Obj.-Dok.-Nr.: 09030079
Bezirk: Mitte
Ortsteil: Mitte
Strasse: Am Zeughaus
Hausnummer: 1 & 2
Strasse: Hinter dem Zeughaus
Hausnummer: 2
Strasse: Hinter dem Gießhaus & Mollergasse
Denkmalart: Baudenkmal
Sachbegriff: Bankhaus & Bürogebäude & Wohnbau
Datierung: 1898-1899
Umbau: um 1905
Umbau: 1947
Entwurf: Roesener, H.
Bauherr: Preußische Central-Genossenschafts-Kasse (Bankhaus)

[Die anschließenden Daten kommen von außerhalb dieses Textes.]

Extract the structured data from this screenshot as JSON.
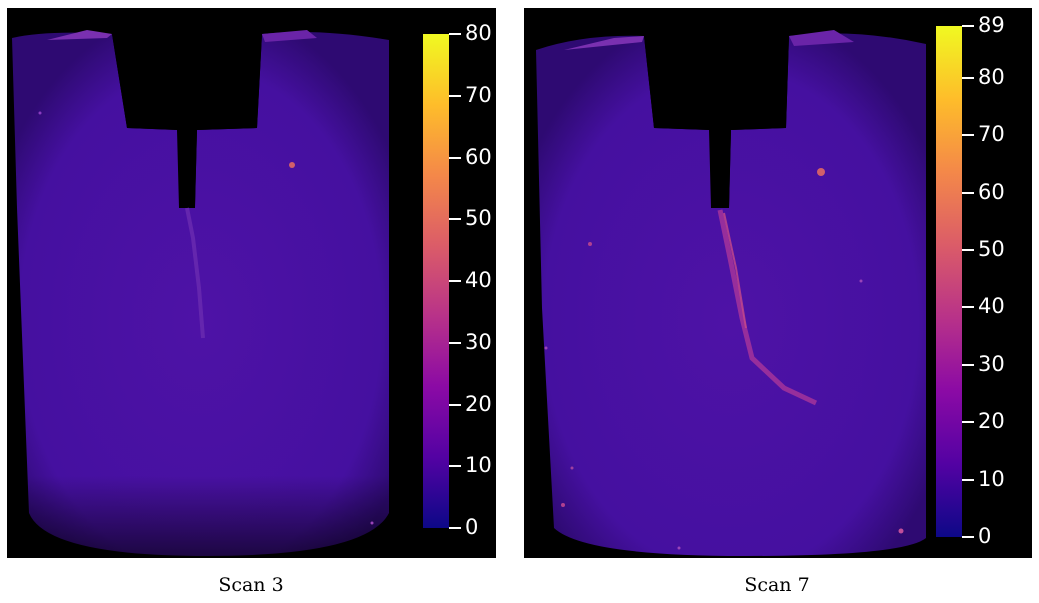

Unmittelbar hinter dem Zeughaus befindet sich das Gebäude der Preußischen Central-Genossenschafts-Kasse, Am Zeughaus 1-2. Den Vorgängerbau hatte im Jahre 1789 General von Moller erworben, nach dem später die Mollergasse benannt wurde. 1898-99 errichtete die Preußische Central-Genossenschafts-Kasse auf dem Grundstück ihr Bankhaus nach Plänen von H. Roesener mit Geschäftsräumen sowie den Wohnungen des Präsidenten und ersten Direktors. 1905-06 wurde nach Ankauf des Grundstückes Am Zeughaus 1 ein großer Erweiterungsbau ausgeführt. In der Traufhöhe mussten die Geschäftshäuser dem benachbarten Zeughaus angepasst werden. Die sparsam mit historisierender Bauornamentik geschmückten Sandsteinfassaden sind durch eine Lisenenordnung sowie übergiebelte Mittelrisalite klar gegliedert und geben so dem Bankhaus die notwendige Würde und Gediegenheit. Gemeinsam mit dem Zeughaus beherrschen die Geschäftshäuser die Uferbebauung Am Kupfergraben und die westliche Platzfront zum Lustgarten. Die denkmalgerechte Fassadeninstandsetzung 1996-97 brachte die bauzeitliche Gestaltung wieder zur Geltung. Nach der sorgfältigen Restaurierung der mosaizierten Kassenhalle beherbergt der Bau heute die Verwaltung des Deutschen Historischen Museums.

Literatur:
  • Blätter für Architektur und Kunsthandwerk 14 (1901) / Seite S. 58f, Taf. 75.